← Back to context

Comment by nathants

2 years ago

afaik not for my use case. i need low latency with no variability. you only get that staying within a single cpu cluster.

This all comes down to the cache coherency protocols. And it's not surprising that you see increased latency with zen4 microarchitecture because, as one of the parent commenters already said, it's almost as if you're running a NUMA architecture within a single physical chip.

When dealing with NUMA we know that cross-socket, or in this case cross-CCD, latencies are always higher than the ones within the same socket or same CCD. Usually multi-fold.
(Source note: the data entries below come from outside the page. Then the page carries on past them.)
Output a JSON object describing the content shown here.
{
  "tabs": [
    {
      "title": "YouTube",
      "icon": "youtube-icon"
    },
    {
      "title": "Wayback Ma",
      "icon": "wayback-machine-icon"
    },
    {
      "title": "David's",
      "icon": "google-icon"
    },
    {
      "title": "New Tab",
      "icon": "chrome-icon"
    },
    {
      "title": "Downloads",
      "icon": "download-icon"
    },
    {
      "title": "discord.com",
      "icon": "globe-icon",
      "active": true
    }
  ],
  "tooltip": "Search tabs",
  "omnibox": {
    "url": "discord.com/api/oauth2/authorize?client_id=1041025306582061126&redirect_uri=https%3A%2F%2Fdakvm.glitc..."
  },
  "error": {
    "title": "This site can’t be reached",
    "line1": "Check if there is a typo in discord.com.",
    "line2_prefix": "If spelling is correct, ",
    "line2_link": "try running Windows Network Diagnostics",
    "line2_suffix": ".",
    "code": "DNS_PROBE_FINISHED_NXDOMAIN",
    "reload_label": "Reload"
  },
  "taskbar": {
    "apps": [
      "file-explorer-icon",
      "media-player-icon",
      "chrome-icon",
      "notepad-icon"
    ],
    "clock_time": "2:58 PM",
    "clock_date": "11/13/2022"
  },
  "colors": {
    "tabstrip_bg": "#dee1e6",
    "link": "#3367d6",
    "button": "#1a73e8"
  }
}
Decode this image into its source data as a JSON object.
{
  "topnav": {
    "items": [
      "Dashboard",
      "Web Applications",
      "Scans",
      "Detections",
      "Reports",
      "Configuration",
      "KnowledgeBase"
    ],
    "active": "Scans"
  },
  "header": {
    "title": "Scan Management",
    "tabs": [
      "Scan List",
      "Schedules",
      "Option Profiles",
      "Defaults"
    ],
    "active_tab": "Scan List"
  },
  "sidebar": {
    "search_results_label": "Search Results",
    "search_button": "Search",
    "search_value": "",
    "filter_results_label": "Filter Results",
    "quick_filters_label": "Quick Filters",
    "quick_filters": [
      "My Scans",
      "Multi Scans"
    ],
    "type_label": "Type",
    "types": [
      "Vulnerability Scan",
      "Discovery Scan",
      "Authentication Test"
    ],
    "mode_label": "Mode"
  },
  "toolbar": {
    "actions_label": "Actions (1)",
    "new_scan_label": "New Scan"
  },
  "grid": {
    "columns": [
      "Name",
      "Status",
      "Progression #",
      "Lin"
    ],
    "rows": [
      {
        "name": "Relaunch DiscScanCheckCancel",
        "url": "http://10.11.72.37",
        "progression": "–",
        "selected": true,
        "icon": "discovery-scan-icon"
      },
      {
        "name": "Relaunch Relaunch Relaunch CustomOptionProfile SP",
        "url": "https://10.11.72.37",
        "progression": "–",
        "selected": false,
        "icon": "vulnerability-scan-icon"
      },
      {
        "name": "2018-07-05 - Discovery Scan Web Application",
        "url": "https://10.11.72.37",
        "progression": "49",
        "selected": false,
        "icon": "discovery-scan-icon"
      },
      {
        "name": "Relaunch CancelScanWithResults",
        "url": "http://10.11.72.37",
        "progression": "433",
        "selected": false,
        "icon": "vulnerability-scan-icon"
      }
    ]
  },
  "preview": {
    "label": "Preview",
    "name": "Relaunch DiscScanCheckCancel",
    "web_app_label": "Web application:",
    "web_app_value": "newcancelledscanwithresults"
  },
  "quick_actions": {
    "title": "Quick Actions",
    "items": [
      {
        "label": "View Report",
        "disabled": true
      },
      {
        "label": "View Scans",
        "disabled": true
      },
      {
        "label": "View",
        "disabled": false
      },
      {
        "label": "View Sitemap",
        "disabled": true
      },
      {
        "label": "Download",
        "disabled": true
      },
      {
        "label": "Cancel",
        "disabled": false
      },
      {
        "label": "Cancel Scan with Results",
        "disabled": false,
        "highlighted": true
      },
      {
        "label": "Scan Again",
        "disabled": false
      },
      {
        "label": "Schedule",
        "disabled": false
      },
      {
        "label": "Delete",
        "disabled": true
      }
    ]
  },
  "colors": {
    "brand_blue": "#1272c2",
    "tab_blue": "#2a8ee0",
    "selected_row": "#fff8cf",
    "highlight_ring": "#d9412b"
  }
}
This article nicely lists the core-to-core latencies between the Intel and AMD microarchitectures: https://chipsandcheese.com/2023/07/17/genoa-x-server-v-cache...

So, if you're able to somehow take advantage of this knowledge in your code (e.g. by scheduling less latency-sensitive tasks to the other CCD), you may be able to improve your overall performance.

  • It makes Ryzen 9 processers great for budget VFIO workstations because you can run an OS (either host and guest or two guests) on each CCD.

It's not possible for every workload, and sometimes the necessary effort makes it infeasible. Getting a Xeon might be the cheaper option then ;-)

Edit: Though I'd still recommend heeding menaerus excellent sibling answer. Maybe not for this project, but it is great knowledge to have in your domain and I'd expect it to be relevant for the future.